Running Llama 3.1 70B on your own infrastructure instead of paying OpenAI improves unit economics and lets you fine-tune on proprietary data without sending it to a third party. Open-source is a cost advantage for the application layer.

The real competition is workflow, not model

Your competitor is not OpenAI. It is the other vertical AI startup going after the same buyer with the same workflow problem. That fight is won on distribution, trust, data depth, and product — not on model quality.

The model is the commodity. The wrapper is the business.

Companies that own the data, the workflow, and the customer trust are not wrappers — they are the next generation of enterprise software.

Explore AI company valuations and the application-layer landscape on the AI Valuations Dashboard at Value Add VC. Originally published in the Trace Cohen newsletter.

Frequently Asked Questions

Are AI wrapper companies still worth investing in?

Yes — the most valuable AI companies of 2026 are technically wrappers. Harvey (legal AI) is valued at $3B+, Ambience Healthcare at $1B+, and Glean at $4.6B. The wrapper label misses what creates value: proprietary data pipelines, vertical workflow ownership, and trust built inside regulated industries.

What makes an AI company defensible if models are commoditizing?

The moat is never the model — it's what surrounds it.
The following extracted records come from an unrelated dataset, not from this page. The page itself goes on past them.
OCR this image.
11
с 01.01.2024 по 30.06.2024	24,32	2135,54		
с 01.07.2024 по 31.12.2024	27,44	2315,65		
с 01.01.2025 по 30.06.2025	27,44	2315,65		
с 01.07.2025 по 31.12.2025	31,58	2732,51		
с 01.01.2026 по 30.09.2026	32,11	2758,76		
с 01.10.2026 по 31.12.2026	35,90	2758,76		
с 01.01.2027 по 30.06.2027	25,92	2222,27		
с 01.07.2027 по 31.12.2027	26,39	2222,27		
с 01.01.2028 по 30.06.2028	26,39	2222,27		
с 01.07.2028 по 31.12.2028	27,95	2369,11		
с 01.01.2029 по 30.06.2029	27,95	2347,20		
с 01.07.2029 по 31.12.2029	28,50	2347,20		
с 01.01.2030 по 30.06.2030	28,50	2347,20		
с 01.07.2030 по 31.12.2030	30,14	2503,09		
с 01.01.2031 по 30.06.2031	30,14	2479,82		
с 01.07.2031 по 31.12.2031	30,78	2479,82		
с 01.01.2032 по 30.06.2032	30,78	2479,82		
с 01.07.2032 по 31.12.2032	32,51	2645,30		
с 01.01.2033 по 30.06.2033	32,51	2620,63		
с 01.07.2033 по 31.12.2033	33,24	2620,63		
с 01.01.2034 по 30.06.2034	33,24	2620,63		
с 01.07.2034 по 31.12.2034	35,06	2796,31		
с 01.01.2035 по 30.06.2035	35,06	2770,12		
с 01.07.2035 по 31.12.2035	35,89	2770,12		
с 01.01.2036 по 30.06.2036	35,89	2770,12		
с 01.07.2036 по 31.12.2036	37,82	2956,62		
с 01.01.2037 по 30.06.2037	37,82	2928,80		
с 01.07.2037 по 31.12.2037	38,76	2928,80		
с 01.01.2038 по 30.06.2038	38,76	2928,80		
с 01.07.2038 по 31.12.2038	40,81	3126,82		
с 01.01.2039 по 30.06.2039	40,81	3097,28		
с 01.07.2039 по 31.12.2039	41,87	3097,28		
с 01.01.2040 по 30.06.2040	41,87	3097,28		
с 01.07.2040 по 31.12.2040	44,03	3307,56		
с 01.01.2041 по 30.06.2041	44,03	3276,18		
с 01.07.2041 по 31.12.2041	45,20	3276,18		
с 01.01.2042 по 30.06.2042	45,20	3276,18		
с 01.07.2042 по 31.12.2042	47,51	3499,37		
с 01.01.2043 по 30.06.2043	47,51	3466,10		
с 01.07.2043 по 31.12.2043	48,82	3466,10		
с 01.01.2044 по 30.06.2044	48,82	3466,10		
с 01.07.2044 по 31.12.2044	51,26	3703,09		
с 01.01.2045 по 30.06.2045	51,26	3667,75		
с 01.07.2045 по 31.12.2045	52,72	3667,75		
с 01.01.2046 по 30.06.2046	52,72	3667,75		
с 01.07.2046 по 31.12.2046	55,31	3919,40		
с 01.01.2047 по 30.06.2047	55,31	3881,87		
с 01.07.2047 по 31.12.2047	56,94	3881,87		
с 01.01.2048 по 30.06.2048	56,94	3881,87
Proprietary training data that can't be replicated, deep workflow integrations that create switching costs, and trust established inside regulated verticals are what separate durable businesses from feature shops. Inference cost falling to zero actually expands margins for application-layer companies.

Will foundation model prices keep dropping?

Yes, and fast. Inference costs dropped over 95% in 18 months and the trend continues as model efficiency improves, open-source models close the quality gap, and hyperscalers compete on price. This is net positive for application-layer founders — cheaper inference means wider margins and faster enterprise adoption.

Should founders build on OpenAI or train their own model?

For 99% of startups, build on top. Training frontier models costs $50M–$500M+ per run and requires talent most startups cannot hire. The leverage is in applying commodity models to vertical-specific problems with proprietary context — not competing with Anthropic and Google at the infrastructure layer.